The days route was a high level traverse through the remains of the Swaledale lead mining industry and we would be passing a number of old mines on the walk. As we left the village, we crossed a bridge over the River Swale and admired East Gill Force waterfall at the point where the Coast to Coast walk and the Pennine Way coincide. Passing the forlorn ruins of Crackpot Hall, a ruined farmhouse with a fabulous view down the River Swale, we climbed steeply up the East Gill from the ruins of the Swinnergill Mines, alongside a small stream tumbling down the hillside before joining a wide track across the top of the moors. The next few miles were peppered with the remains of old lead mines and many of the hillsides stripped bare by 'hushes', a man-made process used in mining whereby a dam is built at the top of a hill and water trapped behind it is released before rushing down the hillside and stripping away topsoil to reveal the minerals beneath. The remaining scene hereabouts was a strange mix of moorland views and industrial remains, as there were many old decaying mine buildings still in evidence.
After descending to the ruins of Blakethwaite Smelt Mill, we climbed out of the valley above more mine buildings and reached an area on top of the moors was where the spoil from the mines had been deposited, blanketing the moor in a deep covering of gravel. Here, no vegetation of any sort grows and it felt a little like walking through a quarry, although the access road to the area made for easy walking. From here, we followed a valley alongside a river to the Old Gang Smelt Mill where we stopped for lunch in the sunshine before continuing onto Surrender Bridge, which featured in the television programme 'All Creatures Great and Small'. Contouring around Calver Hill, we reached Reeth, our destination for the day, which is an attractive Dales village arranged around a large village green surrounded by pubs and shops. After locating the Orchard Caravan Park, we met with the owner, Peter who turned out to be just about the most friendly, accommodating person on the whole trip. He obviously had a soft spot for Coast to Coasters as he was charging them £1 less for overnight camping, but more than this, he actually had a number of Coast to Coast caravans specially set aside to save pitching tents and all for the same price! We gratefully accepted Peter's offer of the caravan and were delighted to have the luxury of running water and electricity. Okay, the caravan had seen better days but for £5 each a night, we weren't complaining! He even phoned ahead to Richmond for us to enable us to secure a booking in a guesthouse for the following day.

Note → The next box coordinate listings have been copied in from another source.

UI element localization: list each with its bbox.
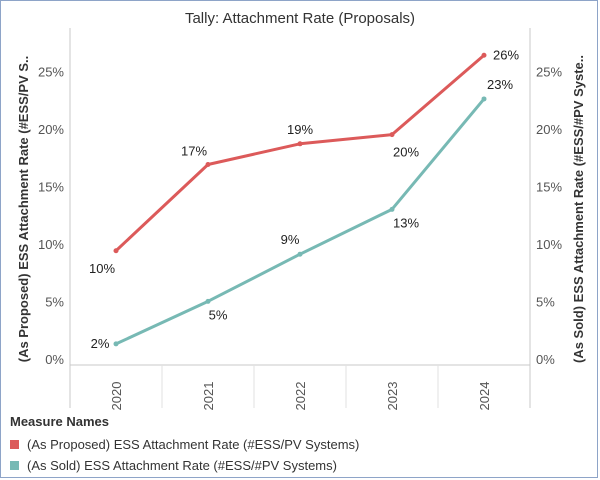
labels-layer: 10% 17% 19% 20% 26% 2% 5% 9% 13% 23%	[89, 47, 519, 351]
x-tick-label: 2024	[477, 382, 492, 410]
y-tick-label-right: 10%	[536, 237, 562, 252]
data-label: 20%	[393, 145, 419, 160]
data-point[interactable]	[113, 248, 119, 254]
data-label: 10%	[89, 261, 115, 276]
legend: Measure Names (As Proposed) ESS Attachme…	[10, 414, 359, 476]
data-point[interactable]	[205, 298, 211, 304]
legend-label-sold: (As Sold) ESS Attachment Rate (#ESS/#PV …	[27, 458, 337, 473]
data-point[interactable]	[481, 52, 487, 58]
x-tick-label: 2023	[385, 382, 400, 410]
y-tick-label-left: 20%	[38, 122, 64, 137]
y-tick-label-left: 0%	[45, 352, 64, 367]
legend-label-proposed: (As Proposed) ESS Attachment Rate (#ESS/…	[27, 437, 360, 452]
y-tick-label-right: 15%	[536, 180, 562, 195]
data-point[interactable]	[113, 341, 119, 347]
line-chart: 0% 0% 5% 5% 10% 10% 15% 15% 20% 20% 25% 25% (As Prop…	[16, 28, 586, 410]
data-label: 19%	[287, 122, 313, 137]
legend-item-proposed[interactable]: (As Proposed) ESS Attachment Rate (#ESS/…	[10, 434, 359, 455]
data-point[interactable]	[205, 162, 211, 167]
y-axis-title-left: (As Proposed) ESS Attachment Rate (#ESS/…	[16, 56, 31, 363]
series-line-0	[114, 54, 485, 252]
y-tick-label-right: 0%	[536, 352, 555, 367]
data-point[interactable]	[481, 96, 487, 102]
data-label: 26%	[493, 47, 519, 62]
data-label: 5%	[209, 307, 228, 322]
legend-swatch-proposed	[10, 440, 19, 449]
y-tick-label-left: 25%	[38, 65, 64, 80]
chart-title: Tally: Attachment Rate (Proposals)	[184, 10, 416, 27]
data-label: 2%	[91, 336, 110, 351]
y-tick-label-left: 5%	[45, 295, 64, 310]
y-tick-label-right: 25%	[536, 65, 562, 80]
y-tick-label-left: 10%	[38, 237, 64, 252]
y-tick-label-right: 5%	[536, 295, 555, 310]
data-label: 13%	[393, 215, 419, 230]
data-point[interactable]	[297, 141, 303, 147]
y-tick-label-right: 20%	[536, 122, 562, 137]
legend-title: Measure Names	[10, 414, 109, 429]
data-label: 23%	[487, 77, 513, 92]
data-point[interactable]	[389, 206, 395, 212]
legend-item-sold[interactable]: (As Sold) ESS Attachment Rate (#ESS/#PV …	[10, 455, 359, 476]
legend-swatch-sold	[10, 461, 19, 470]
y-tick-label-left: 15%	[38, 180, 64, 195]
axes-layer: 0% 0% 5% 5% 10% 10% 15% 15% 20% 20% 25% 25% (As Prop…	[16, 28, 586, 410]
x-tick-label: 2022	[293, 382, 308, 410]
data-label: 17%	[181, 144, 207, 159]
x-tick-label: 2021	[201, 382, 216, 410]
data-point[interactable]	[297, 251, 303, 257]
x-tick-label: 2020	[109, 382, 124, 410]
data-point[interactable]	[389, 132, 395, 138]
lines-layer	[113, 52, 487, 347]
data-label: 9%	[281, 232, 300, 247]
y-axis-title-right: (As Sold) ESS Attachment Rate (#ESS/#PV …	[571, 55, 586, 363]
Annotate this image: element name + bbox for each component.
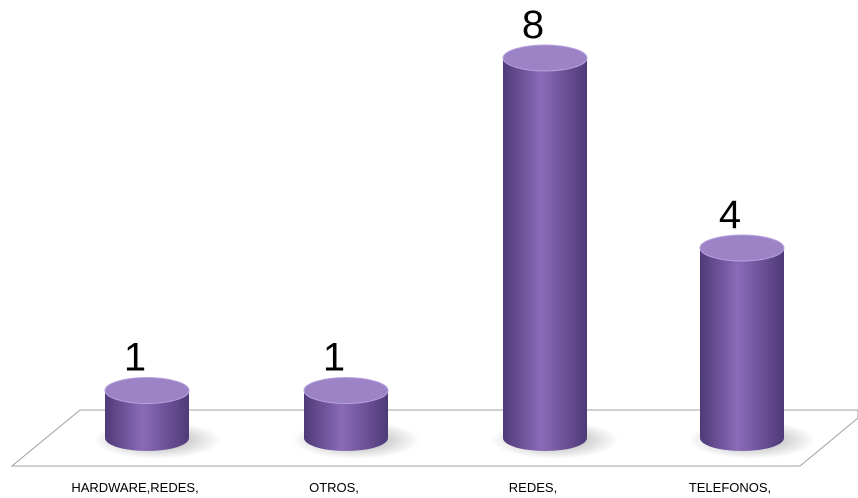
data-label-hardware-redes: 1 <box>124 336 146 380</box>
bar-top <box>502 44 588 72</box>
bar-otros <box>292 377 420 459</box>
bar-top <box>104 377 190 404</box>
bars-group <box>93 44 816 459</box>
bar-body <box>503 58 587 451</box>
data-labels-group: 1 1 8 4 <box>124 3 741 380</box>
bar-hardware-redes <box>93 377 221 459</box>
bar-body <box>700 248 784 451</box>
bar-body <box>105 390 189 451</box>
category-label-telefonos: TELEFONOS, <box>689 480 771 495</box>
category-labels-group: HARDWARE,REDES, OTROS, REDES, TELEFONOS, <box>71 480 771 495</box>
bar-body <box>304 390 388 451</box>
bar-top <box>303 377 389 404</box>
bar-redes <box>491 44 619 459</box>
data-label-redes: 8 <box>522 3 544 47</box>
bar-top <box>699 234 785 262</box>
bar-telefonos <box>688 234 816 459</box>
data-label-telefonos: 4 <box>719 193 741 237</box>
category-label-hardware-redes: HARDWARE,REDES, <box>71 480 198 495</box>
category-label-otros: OTROS, <box>309 480 359 495</box>
data-label-otros: 1 <box>323 336 345 380</box>
category-label-redes: REDES, <box>509 480 557 495</box>
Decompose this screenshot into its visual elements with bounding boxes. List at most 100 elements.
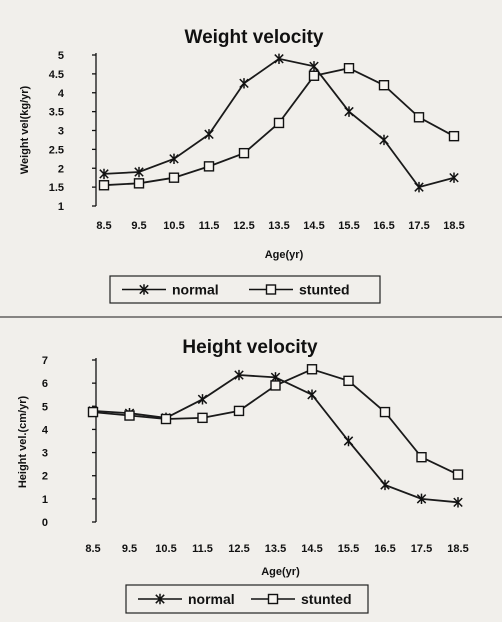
- x-tick-label: 17.5: [408, 220, 429, 232]
- data-point-stunted: [416, 452, 427, 463]
- y-tick-label: 3: [42, 448, 48, 460]
- data-point-stunted: [378, 79, 390, 91]
- y-axis-label: Height vel.(cm/yr): [17, 396, 29, 489]
- legend-marker: [139, 284, 149, 295]
- data-point-normal: [234, 369, 244, 381]
- x-tick-label: 11.5: [192, 543, 213, 555]
- height-velocity-chart: Height velocity 0 1 2 3 4 5 6 7 Height vel.(cm/yr…: [17, 337, 469, 614]
- data-point-normal: [414, 181, 424, 193]
- data-point-stunted: [343, 375, 354, 387]
- data-point-stunted: [160, 413, 172, 425]
- data-point-normal: [309, 61, 319, 72]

We went through the usual ritual of showering and washing clothes before strolling back to the village for a meal and a few beers. We headed for the Buck Hotel, which had been advertising itself along the route as the meet-up placefor Coast to Coasters. It was okay but we found it a little expensive and there was no sign of any Coast to Coasters so we adjourned to the Black Bull, which we preferred. After another beer, we strolled back to the campsite and although, at around 650ft, Reeth is only around half the height above sea level of Keld, it was still quite chilly. The caravans had no bedding so it was a case of using the sleeping bag on top of a double bed and I spent a second uncomfortable night as my sleeping bag struggled to cope with the drop in temperature.